16th Lieutenant Governor of British Columbia
- In office August 29, 1941 – October 1, 1946
- Monarch: George VI
- Governors General: The Earl of Athlone The Viscount Alexander of Tunis
- Premier: Duff Pattullo John Hart
- Preceded by: Eric Hamber
- Succeeded by: Charles Arthur Banks

Personal details
- Born: April 24, 1885 Gore Bay, Ontario
- Died: February 24, 1957 (aged 71) Hawaii, USA
- Spouse: Ruth Wynn-Johnson ​(m. 1921)​
- Relations: Charles A. Woodward (father)
- Children: Charles N. "Chunky" Woodward Sydney Elizabeth “Fifi” Russ
- Occupation: Businessman
- Profession: Politician

= William Culham Woodward =

Canadian businessman (1885–1957)

William Culham Woodward, also known as Billy Woodward and Willy Woodward, (April 24, 1885 - February 24, 1957) was a member of a successful merchandising family in Vancouver, British Columbia, Canada. Heir to the Woodward's department store chain founded by his father Charles A. Woodward in 1891, he started out in 1907 as a bookkeeper for the store, ultimately rising to become company president in 1937 upon his father's death. He was succeeded in that capacity by his son, Charles N. "Chunky" Woodward in 1956.

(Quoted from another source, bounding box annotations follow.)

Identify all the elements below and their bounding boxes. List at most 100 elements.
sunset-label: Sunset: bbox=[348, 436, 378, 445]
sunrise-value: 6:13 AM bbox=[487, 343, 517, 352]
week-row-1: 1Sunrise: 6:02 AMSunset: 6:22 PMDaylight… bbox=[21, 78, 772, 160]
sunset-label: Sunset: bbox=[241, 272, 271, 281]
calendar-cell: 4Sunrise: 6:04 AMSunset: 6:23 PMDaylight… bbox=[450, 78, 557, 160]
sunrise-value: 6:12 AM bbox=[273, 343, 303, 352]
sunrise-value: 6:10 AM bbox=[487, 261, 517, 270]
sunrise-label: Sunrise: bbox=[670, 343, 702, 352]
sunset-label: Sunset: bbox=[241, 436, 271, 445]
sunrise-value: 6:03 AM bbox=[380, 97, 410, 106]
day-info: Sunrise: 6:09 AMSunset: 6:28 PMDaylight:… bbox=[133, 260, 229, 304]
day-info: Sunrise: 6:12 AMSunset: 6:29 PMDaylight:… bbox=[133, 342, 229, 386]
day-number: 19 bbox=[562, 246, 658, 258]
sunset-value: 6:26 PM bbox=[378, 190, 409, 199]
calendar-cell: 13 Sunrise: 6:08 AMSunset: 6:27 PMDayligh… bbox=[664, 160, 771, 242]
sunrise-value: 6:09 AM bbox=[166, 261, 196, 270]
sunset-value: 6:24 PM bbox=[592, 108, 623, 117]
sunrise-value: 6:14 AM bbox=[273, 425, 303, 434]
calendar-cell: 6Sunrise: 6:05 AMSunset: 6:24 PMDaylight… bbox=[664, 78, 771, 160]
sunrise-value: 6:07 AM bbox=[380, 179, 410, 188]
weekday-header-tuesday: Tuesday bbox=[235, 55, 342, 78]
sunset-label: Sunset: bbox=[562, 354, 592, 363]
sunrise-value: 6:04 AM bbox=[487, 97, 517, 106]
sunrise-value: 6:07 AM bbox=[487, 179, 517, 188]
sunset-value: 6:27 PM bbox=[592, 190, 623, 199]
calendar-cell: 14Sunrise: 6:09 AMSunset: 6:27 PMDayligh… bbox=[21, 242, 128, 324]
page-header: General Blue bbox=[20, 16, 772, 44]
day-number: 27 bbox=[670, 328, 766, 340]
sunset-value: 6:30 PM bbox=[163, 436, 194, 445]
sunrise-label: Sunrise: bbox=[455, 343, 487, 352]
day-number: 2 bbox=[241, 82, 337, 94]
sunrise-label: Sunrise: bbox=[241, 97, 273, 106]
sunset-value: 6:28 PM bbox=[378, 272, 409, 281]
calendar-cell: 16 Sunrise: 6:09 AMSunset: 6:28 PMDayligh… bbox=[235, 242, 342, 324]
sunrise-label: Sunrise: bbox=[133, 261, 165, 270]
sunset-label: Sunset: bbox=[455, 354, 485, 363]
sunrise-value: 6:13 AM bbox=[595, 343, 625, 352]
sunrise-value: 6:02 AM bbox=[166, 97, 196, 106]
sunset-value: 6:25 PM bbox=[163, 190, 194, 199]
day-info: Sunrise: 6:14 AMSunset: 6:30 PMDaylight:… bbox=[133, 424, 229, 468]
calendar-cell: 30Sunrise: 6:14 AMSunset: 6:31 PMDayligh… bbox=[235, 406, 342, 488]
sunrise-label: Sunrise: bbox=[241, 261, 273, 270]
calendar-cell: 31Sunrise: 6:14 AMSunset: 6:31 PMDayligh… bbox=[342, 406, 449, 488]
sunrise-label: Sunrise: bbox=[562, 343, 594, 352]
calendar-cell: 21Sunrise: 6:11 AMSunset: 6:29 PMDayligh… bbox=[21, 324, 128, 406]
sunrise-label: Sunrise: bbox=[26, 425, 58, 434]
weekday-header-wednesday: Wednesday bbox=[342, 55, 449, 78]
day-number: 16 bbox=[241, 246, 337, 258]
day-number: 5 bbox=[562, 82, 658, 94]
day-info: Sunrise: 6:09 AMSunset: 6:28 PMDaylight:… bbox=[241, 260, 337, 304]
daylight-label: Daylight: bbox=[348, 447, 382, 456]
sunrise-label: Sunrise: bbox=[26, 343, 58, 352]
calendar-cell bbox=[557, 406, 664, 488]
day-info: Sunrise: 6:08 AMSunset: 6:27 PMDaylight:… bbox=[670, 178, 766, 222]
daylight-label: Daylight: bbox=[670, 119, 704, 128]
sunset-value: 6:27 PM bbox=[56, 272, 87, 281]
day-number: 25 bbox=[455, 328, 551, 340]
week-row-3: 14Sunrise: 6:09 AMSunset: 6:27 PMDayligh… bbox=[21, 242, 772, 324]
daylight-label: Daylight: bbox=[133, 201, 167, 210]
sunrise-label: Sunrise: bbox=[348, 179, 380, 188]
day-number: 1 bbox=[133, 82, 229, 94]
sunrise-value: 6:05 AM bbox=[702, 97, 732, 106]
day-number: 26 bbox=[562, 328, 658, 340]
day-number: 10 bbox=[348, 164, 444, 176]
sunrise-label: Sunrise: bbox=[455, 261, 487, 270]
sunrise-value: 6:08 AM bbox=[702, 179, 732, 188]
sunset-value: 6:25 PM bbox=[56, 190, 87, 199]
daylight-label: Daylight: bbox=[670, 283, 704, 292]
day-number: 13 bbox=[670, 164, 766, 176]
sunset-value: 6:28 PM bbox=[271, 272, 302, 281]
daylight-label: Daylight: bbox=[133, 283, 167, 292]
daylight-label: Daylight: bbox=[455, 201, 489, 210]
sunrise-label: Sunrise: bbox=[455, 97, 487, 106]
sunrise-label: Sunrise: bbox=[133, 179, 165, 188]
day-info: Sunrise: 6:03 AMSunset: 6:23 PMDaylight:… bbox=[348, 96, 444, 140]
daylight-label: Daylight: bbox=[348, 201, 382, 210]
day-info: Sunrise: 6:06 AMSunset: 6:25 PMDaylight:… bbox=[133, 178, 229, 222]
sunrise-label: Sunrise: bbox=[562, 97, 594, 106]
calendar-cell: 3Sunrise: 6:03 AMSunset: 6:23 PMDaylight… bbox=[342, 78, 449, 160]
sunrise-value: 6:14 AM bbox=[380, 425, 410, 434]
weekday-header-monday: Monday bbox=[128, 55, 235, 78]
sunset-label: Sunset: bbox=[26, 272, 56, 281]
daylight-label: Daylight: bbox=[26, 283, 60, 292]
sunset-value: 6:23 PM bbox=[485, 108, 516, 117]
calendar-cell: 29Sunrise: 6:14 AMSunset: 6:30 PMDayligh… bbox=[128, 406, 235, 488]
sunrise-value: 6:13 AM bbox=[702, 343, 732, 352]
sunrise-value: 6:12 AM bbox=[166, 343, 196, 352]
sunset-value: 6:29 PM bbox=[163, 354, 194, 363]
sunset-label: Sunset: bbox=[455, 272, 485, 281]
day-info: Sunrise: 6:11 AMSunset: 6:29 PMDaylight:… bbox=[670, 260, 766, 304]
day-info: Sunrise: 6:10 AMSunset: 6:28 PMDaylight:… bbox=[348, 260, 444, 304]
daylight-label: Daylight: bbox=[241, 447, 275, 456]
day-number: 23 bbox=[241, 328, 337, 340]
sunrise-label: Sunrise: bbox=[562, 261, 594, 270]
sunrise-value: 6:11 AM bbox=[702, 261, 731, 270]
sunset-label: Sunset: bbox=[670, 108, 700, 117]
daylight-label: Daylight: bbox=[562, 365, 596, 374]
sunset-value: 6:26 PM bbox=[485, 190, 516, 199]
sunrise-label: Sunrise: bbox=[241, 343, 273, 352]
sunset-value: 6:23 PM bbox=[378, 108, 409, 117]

Among the many other positions Woodward held were Charter Member of the Board of the Bank of Canada from its founding in March, 1935; President of the Vancouver Board of Trade; Life Governor of the Vancouver General Hospital; Founder and Patron of the Vancouver Little Theatre. During World War I, he served overseas in the First Canadian Heavy Artillery. Woodward was, like his father, a member of the Grand Lodge of British Columbia and Yukon of the International Order of Freemasonry.

Woodward served as the 16th Lieutenant Governor of British Columbia from 1941 to 1946.